Ich nehme eine der Nüsse, werfe sie, Kraft meiner Zitronenbowle, auf den Boden und … vor mir liegt das Jägerkostüm.
Irgendetwas stimmt hier nicht. Damit kann man doch keinen Walzer tanzen!!!
Ich will mir den Schleier, den ich ja noch nicht mal im Traum trage (also, woher kommt der??) vom Gesicht reißen.
„Rike? Rike?“
Ich kneife die Augen zusammen und erkenne Lena.

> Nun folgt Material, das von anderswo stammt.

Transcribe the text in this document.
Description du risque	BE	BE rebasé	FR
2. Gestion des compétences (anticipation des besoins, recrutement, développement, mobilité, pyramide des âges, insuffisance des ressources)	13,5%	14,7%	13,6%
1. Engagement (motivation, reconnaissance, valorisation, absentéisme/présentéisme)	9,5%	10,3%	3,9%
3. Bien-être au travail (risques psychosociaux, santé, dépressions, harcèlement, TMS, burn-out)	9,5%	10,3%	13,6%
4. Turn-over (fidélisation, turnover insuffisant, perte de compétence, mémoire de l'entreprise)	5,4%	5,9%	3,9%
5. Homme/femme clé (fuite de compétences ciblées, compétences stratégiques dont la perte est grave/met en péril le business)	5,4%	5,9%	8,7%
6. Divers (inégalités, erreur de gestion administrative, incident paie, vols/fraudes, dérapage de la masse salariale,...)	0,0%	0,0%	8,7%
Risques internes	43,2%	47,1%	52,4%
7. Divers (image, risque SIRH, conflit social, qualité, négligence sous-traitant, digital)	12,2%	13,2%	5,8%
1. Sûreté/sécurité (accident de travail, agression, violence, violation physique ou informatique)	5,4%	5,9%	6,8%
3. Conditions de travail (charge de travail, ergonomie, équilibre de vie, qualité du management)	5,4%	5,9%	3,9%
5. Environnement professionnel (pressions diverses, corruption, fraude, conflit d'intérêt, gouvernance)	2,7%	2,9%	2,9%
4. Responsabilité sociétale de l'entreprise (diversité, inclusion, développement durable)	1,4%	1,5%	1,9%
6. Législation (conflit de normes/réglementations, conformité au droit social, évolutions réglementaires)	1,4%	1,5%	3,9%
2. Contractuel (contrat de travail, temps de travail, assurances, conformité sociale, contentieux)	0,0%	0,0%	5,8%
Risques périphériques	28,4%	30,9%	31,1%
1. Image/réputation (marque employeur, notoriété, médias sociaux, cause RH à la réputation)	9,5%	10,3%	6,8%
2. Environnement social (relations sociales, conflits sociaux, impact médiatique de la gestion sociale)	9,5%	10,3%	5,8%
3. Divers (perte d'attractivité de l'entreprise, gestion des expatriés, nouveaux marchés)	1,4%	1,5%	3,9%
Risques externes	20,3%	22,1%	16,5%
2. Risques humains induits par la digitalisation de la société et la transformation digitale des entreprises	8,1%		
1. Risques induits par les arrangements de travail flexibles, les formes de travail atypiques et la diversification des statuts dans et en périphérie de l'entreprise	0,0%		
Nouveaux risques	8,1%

Benommen schüttele ich mir die Gedankenreise und die Haselnüsse von den Schultern.
„Ja?“
„Du, Mausi, wir wollen dir doch noch dein nachträgliches Weihnachtsgeschenk geben. Du bist doch noch nich übern Jordan??“ Sie schaut skeptisch drein.
Und dann legt sie mir einen Gutschein in den Schoß.
Er ist golden und mit einer dicken roten Schleife verschnürt.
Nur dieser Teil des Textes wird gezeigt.